Government-owned public financial institution REC Ltd received a huge response to its issuance of zero coupon bonds (ZCBs), with investors placing bids aggregating ₹33,671.32 crore against the notified amount of ₹5,000 crore due to favourable tax treatment of these bonds.
A ZCB is a debt instrument that does not pay interest, but trades at a deep discount. An investor realises profit at the maturity date when the bond is redeemed for its full-face value.
REC’s ZCB issuance closed at ₹54.25, with an XIRR (extended internal rate of return) of 6.2483 per cent. It mopped up a discounted amount of ₹2,712.50 crore. The bonds will be redeemed at face value (₹100) at the end of 10-years.
The outgo for the non-banking finance company, which finances all segments of the power sector (including providing financial assistance on concession to state power utilities for rural electrification, financing generation projects and activities allied to the power sector and power-related infrastructure), will be ₹5,000 crore on maturity of the ZCBs.
“The market was expecting a pricing (XIRR) of 6.25-6.75 per cent. But it dipped below 6.25 per cent, indicating the extent of appetite for these bonds.

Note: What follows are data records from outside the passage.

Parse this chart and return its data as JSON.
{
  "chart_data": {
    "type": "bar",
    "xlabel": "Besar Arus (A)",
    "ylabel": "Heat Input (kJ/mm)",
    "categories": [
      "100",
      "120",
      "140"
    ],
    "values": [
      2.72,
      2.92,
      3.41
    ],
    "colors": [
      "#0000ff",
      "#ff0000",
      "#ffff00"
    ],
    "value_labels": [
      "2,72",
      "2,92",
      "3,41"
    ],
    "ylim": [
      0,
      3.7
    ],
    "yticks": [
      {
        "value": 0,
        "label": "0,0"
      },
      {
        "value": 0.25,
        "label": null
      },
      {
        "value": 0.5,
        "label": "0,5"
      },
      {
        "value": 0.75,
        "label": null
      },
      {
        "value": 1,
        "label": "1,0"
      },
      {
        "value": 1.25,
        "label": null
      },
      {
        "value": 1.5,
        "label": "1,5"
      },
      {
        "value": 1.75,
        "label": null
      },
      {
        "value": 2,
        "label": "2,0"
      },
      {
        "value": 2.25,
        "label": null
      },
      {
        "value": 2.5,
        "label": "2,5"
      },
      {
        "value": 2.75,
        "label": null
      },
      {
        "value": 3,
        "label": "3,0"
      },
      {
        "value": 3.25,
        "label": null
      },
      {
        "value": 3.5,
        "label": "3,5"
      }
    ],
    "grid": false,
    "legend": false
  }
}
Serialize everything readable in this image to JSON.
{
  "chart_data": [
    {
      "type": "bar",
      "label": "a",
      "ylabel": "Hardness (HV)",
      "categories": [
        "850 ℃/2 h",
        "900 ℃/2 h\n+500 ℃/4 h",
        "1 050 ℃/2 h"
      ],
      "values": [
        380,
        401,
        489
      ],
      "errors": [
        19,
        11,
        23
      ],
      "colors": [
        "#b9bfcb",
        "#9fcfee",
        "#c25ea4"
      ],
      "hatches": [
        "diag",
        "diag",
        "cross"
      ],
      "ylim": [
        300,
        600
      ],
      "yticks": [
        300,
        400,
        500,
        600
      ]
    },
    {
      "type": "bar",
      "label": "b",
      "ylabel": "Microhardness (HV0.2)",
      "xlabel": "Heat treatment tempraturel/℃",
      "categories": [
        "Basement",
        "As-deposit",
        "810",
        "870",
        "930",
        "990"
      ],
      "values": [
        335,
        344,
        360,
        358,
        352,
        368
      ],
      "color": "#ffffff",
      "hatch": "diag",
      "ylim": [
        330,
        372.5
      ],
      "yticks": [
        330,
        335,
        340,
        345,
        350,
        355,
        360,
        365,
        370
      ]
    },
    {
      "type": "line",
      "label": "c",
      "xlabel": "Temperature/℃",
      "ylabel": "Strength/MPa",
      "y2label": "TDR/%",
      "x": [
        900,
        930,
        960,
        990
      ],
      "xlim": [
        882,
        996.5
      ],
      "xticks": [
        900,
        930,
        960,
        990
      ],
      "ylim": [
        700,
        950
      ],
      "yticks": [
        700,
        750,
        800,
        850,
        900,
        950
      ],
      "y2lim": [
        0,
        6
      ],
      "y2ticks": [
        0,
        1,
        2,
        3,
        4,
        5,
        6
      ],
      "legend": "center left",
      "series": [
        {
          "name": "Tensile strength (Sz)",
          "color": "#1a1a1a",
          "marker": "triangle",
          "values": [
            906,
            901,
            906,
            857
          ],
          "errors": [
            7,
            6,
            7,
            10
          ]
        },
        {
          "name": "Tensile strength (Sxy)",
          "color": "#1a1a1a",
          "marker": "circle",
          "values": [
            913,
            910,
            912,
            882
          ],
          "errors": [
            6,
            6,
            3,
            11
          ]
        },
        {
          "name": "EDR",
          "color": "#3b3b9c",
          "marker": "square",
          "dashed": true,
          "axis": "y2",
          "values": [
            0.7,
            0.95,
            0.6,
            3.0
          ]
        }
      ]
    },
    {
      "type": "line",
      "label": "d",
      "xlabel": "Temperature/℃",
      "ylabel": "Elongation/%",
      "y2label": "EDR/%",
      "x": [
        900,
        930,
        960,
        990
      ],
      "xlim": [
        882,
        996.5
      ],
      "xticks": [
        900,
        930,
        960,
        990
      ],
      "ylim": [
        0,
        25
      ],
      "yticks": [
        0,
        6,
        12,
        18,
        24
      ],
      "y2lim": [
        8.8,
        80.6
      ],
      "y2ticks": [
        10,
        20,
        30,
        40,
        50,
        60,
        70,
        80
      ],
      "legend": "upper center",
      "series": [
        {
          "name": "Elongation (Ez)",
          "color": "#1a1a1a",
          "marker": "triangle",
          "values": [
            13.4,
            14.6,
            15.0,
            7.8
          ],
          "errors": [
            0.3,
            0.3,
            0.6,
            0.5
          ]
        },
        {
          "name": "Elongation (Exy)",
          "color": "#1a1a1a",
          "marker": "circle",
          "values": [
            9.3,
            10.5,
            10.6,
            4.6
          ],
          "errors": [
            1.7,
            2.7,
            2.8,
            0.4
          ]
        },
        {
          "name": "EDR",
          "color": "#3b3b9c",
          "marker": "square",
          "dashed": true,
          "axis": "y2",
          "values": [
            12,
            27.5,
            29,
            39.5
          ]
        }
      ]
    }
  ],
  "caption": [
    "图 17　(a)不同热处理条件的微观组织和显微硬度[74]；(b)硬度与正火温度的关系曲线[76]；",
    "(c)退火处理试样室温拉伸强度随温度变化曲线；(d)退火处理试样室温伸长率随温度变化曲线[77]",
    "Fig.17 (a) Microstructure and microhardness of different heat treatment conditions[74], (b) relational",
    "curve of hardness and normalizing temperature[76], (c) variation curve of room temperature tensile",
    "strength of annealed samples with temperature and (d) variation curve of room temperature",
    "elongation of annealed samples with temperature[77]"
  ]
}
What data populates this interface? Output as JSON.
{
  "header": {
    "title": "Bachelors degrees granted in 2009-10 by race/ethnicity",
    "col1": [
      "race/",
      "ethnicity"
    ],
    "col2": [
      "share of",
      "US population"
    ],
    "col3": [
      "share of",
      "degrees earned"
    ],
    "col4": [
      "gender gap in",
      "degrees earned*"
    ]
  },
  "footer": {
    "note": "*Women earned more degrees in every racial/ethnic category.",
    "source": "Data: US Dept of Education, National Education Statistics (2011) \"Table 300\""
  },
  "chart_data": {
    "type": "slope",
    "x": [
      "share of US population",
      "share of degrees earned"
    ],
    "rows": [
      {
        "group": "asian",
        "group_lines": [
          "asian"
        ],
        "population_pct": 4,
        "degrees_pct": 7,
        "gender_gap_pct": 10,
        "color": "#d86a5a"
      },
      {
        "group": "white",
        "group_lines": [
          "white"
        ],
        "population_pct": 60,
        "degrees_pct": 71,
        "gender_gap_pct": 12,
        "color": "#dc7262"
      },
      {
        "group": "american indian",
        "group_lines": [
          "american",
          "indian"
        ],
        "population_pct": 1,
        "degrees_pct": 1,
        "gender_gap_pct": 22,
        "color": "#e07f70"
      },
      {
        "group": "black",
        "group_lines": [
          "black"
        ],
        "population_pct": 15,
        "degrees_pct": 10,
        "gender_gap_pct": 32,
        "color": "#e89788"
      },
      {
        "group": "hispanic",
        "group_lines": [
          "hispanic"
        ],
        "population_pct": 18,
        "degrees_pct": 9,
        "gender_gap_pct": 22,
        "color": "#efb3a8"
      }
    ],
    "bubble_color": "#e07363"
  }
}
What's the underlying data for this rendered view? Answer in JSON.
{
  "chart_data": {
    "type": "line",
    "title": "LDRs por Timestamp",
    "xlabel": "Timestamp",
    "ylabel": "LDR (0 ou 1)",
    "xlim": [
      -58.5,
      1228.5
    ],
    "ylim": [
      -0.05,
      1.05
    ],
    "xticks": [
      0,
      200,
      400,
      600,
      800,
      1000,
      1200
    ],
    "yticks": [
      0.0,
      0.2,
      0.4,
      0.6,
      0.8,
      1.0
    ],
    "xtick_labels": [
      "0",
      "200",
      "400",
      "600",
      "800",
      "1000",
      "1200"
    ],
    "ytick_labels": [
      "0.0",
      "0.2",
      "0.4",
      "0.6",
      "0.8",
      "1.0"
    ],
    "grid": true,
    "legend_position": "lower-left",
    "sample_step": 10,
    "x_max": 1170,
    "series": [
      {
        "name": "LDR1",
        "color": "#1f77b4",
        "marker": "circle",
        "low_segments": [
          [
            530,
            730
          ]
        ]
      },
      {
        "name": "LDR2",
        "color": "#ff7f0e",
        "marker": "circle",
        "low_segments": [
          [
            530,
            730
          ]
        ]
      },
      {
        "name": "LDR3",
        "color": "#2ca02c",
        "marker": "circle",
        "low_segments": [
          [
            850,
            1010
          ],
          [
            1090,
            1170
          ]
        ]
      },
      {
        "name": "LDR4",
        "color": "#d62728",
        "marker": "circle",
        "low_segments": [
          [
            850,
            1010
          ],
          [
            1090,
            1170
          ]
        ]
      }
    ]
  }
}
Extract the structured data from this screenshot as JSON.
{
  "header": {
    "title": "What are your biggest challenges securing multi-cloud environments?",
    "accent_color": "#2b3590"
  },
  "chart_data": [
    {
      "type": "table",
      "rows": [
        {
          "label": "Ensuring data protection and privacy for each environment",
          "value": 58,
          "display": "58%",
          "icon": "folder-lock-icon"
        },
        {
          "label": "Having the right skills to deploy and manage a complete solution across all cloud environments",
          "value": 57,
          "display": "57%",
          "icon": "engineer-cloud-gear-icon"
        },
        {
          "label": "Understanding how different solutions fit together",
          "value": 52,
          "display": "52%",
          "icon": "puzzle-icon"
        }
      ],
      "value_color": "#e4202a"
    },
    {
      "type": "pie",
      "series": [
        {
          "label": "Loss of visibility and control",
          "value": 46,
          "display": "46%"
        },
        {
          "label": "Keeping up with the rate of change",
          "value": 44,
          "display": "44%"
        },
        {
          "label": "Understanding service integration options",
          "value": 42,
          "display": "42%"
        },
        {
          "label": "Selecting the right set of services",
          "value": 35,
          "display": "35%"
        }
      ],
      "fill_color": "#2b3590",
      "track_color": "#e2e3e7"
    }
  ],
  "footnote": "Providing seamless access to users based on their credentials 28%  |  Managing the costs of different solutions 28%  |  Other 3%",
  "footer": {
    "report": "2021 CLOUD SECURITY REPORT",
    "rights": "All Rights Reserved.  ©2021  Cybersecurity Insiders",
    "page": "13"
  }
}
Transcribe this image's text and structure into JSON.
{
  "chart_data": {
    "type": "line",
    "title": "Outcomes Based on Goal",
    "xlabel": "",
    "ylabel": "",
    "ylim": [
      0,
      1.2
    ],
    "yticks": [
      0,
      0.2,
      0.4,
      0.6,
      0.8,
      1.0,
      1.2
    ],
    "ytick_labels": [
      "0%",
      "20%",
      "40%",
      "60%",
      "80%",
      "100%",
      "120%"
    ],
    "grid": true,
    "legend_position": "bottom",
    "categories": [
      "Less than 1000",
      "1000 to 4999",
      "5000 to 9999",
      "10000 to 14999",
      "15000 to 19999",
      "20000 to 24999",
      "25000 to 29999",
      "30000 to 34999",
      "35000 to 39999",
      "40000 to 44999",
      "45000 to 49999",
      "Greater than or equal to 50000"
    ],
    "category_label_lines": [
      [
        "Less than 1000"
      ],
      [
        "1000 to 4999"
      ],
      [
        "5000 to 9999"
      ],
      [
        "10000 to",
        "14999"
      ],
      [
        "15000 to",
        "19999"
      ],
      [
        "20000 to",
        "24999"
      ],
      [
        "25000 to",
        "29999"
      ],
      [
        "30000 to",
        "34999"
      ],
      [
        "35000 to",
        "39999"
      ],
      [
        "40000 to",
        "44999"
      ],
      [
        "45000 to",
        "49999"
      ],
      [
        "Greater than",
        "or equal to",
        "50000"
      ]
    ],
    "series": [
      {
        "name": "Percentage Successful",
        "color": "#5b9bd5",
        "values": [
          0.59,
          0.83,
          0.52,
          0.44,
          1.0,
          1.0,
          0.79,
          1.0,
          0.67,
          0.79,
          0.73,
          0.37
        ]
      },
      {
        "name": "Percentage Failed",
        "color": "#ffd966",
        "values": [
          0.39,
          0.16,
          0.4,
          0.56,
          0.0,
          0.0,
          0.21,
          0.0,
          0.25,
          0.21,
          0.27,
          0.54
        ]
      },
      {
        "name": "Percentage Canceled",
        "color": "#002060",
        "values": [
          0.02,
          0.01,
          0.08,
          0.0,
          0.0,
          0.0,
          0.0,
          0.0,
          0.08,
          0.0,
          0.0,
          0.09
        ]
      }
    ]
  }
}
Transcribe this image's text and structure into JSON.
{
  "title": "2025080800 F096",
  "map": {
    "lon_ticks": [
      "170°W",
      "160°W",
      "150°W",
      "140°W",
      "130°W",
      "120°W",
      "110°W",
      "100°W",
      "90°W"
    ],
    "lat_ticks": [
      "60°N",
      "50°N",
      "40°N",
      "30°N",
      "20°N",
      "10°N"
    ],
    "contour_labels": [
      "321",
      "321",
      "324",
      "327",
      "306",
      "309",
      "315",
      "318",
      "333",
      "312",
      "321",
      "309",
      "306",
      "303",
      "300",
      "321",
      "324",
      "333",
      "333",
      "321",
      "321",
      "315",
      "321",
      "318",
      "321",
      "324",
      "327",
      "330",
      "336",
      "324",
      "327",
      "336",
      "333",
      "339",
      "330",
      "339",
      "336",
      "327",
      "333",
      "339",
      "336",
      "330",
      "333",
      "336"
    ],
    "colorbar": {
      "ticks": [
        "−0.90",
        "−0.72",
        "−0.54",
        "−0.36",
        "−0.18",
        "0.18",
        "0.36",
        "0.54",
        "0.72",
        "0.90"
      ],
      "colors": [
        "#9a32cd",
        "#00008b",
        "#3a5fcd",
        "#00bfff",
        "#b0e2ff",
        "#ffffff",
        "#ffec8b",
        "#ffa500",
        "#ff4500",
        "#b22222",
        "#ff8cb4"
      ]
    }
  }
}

“While REC’s ZCBs are not entirely tax-free, they offer significant long-term capital gains benefits, making them a standout in the market,” said Venkatakrishnan Srinivasan, Founder and Managing Partner, Rockfort Fincap LLP.
- ALso read: REC’s net profit at ₹4,079 crore in Q4 FY24
Favourable tax treatment
In a rare exception, the Central Board of Direct Taxes (CBDT) allowed REC to issue ZCBs with favorable tax treatment. The gains from these bonds will be taxed as long-term capital gains at maturity, instead of being taxed as interest income annually.
Ajay Manglunia, MD & Head, Investment Grade Group, JM Financial, said: “The REC bond issue got an overwhelming response from investors, with the pricing going below 6.25 per cent....After 2016-17, there has been no issuance of a tax efficient/ tax-free instrument with such (AAA) a rating....So, corporates, large family offices and high networth individuals would have invested in a big way.”
Suresh Darak, Founder & Director, Bondbazaar, observed that the cutoff for REC’s zero-coupon bond at 6.25 per cent yield-to-maturity (YTM) vs current 10-year G-sec yield of 6.86 per cent YTM. The same is due to favorable tax treatment of these bonds
Post listing these bonds will be available to trade on the exchanges where retail investors can buy & sell these bonds seamlessly, he added”.